Autorenseite

 << zurück weiter >> 

Anzeige. Gutenberg Edition 16. Alle Werke aus dem Projekt Gutenberg-DE. Mit zusätzlichen E-Books. Eine einmalige Bibliothek. +++ Information und Bestellung in unserem Shop +++

Erster Teil.
Die Straße und das Ziel


Ein aussichtsloser Gang

Die Frau fiel auf, aber sie bemerkte es nicht. Von weitem wirkte ihr Anzug prunkhaft, wenn auch altertümlich. Kenner bemerkten: die Mode von 1910. Eine Welt liegt zwischen ihr und der Tracht von 1939. Kam die Passantin näher, erwies das seidene Schleppkleid sich als ermüdet, die Spitzen des Umhanges als sorgfältig zusammengenäht. Nur die Schuhe waren neu, sogar kostbar. Die Strümpfe hatten, sooft die Person genötigt war den Rock aufzuheben, eine Masche verloren. Dies war die Erscheinung am frühen Morgen, als wenige sie sahen.

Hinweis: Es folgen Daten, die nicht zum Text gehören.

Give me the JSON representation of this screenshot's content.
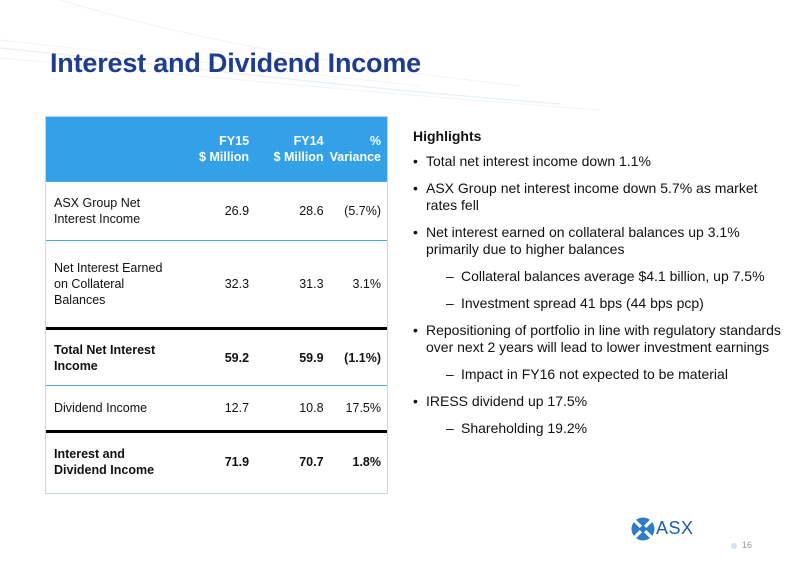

Sie ging, heute und täglich, entschlossen ihres Weges. Sie wendete niemals den Kopf. Alles sprach dafür, daß sie ein bekanntes Ziel verfolgte. Sie tat es mit Augen gleichgültig und leer. Die Stadt Nice an der Côte d'Azur hat einige sehr lange Straßen. Ob man aus dem Mittelpunkt oder, wie diese Einzelne, von draußen kommt, die rue de France verliert sich in der Ferne. Nach dem Ende, das außer Sicht, daher kein Ende war, blickte die Auffallende, nichts konnte sie ablenken. Ereignisse der Straße überging sie. Um so weniger Beachtung erreichten die seltenen Begegnenden, die unter den weitläufigen Hut spähten. Seine Federn hingen geknickt.

Da sie mittags unweigerlich zurückkehrte, kannte die Straße sie, wie ein zugehöriges Vorkommnis. Eine Frage war es nicht mehr, ob das kleine blasse Gesicht mit der zu feinen Nase noch immer den unbegründeten Hochmut ausdrückte. Man wußte Bescheid. Mehr als ihre verspäteten Gewänder forderte ihr stolzer Anstand die Überlegenheit der Leute heraus. Übrigens unterscheiden sie schwer die Verlassenheit vom Dünkel. Indessen haben sie ein untrügliches Gefühl für die Ausnahmen. Diese veranlassen nicht immer Hohn.

Die Leute lachen wohl, aber auf zivilisierte Art nach innen. Wie es ihnen eigentlich ergeht – nicht so einfach, ein unruhiger Respekt vor der Ausnahme spricht auch mit –, das könnten die Gesichter zeigen. Aber sie, die es angeht, fühlt sich nicht betroffen, sie ist so gut wie abwesend. Sollte sie, ohne daß es den Anschein hat, aufmerken, vielleicht hätte sie gerade Unglück und fände in einer Miene, was ihr ganz anders nahegehen müßte als Mißachtung oder sogar eine bedingte Huldigung. Das war das Mitgefühl, das selten auftrat, aber es zeigte sich. Der peinlichen Begegnung mit dem Erbarmen wich sie ohne Absicht aus. Es war, was sie am wenigsten bemerkte.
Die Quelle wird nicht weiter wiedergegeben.